The Demo Project enrolled HIV-negative MSM and transwomen (TGW) in STI clinics and a community health center. Eligible participants [creatinine clearance (CrCl) ≥60 ml/min] were offered 48 weeks of TDF/FTC PrEP. Creatinine (Cr) was measured every 12 weeks and CrCl estimated by the Cockcroft Gault equation. Tenofovir diphosphate (TFV-DP) levels in dried blood spots (DBS) were measured in a subset of subjects. The associations of time-dependent factors with visit-to-visit changes in CrCl were assessed using linear mixed models.

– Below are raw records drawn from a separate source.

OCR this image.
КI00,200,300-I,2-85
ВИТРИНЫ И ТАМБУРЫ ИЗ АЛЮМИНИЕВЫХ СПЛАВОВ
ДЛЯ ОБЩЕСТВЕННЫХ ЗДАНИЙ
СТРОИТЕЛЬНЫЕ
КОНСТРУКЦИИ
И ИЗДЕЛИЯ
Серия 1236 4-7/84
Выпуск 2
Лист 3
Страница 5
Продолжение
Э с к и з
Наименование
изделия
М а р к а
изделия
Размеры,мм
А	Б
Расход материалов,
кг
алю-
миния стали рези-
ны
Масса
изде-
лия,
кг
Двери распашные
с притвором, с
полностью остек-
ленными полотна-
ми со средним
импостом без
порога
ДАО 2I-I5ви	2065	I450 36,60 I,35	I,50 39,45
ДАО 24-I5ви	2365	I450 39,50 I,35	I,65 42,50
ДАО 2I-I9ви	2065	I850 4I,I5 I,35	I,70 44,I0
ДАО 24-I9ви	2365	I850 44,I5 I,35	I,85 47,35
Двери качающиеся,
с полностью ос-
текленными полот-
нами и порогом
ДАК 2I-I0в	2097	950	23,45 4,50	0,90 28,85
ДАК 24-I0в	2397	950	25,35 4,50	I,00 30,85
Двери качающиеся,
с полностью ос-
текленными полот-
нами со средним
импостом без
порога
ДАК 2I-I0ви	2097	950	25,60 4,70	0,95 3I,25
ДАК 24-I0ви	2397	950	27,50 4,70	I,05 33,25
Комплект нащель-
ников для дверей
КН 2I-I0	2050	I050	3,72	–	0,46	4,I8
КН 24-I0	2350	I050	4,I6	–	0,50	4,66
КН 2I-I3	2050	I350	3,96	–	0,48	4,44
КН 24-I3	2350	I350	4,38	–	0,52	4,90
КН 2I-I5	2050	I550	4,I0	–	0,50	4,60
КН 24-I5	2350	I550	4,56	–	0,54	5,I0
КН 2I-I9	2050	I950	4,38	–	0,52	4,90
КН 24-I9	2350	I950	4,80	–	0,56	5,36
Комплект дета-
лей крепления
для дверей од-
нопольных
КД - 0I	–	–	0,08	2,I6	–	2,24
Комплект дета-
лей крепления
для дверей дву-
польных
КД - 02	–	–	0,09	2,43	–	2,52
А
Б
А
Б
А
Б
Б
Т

From October 2012 to January 2014, 557 MSM and TGW enrolled. Median age was 35 (range 18-65); 48% were White, 35% Latino, 7% Black, 5% Asian, and 6% other; 98% were MSM. Baseline median Cr was 0.92 (0.59-1.55), with a median CrCl of 124 ml/min (71-309). DBS were tested at 1,067 person-visits among 294 participants, with TFV-DP levels consistent with ≥4 doses/week in 82% of person-visits. Median CrCl declined 6 ml/min (5%) from baseline to week 12 and remained stable through week 48 (p=0.96), with no differences by race/ethnicity, weight, or NSAID use. However, 30% had >10% decline in CrCl at week 12. TFV-DP levels ≥2 vs. <2 doses/week were associated with a greater decline in CrCl at week 12 (-7.6 ml/min vs. +3.6 ml/min, p=0.001) (figure). In a multivariable model, age<25 (7.7 ml/min greater decline), use of hypertension or diabetes medications (6.1 ml/min greater decline), and TFV-DP levels ≥2 doses/week (12.8 ml/min greater decline) were independently associated with greater CrCl loss. The age effect was not explained by alcohol or recreational drug use. No subjects had CrCl <60 ml/min during follow-up. TDF/FTC was held in 3 subjects due to elevated creatinine, however these were not confirmed on repeat testing, and PrEP was restarted in all cases with no further interruptions.
MSM initiating PrEP in the Demo Project had an overall modest, non-progressive decline in renal function, with a threshold effect for TFV-DP levels >2 doses/week. Younger PrEP users and those taking medications for hypertension or diabetes had greater decreases in CrCl and may warrant additional monitoring during PrEP use.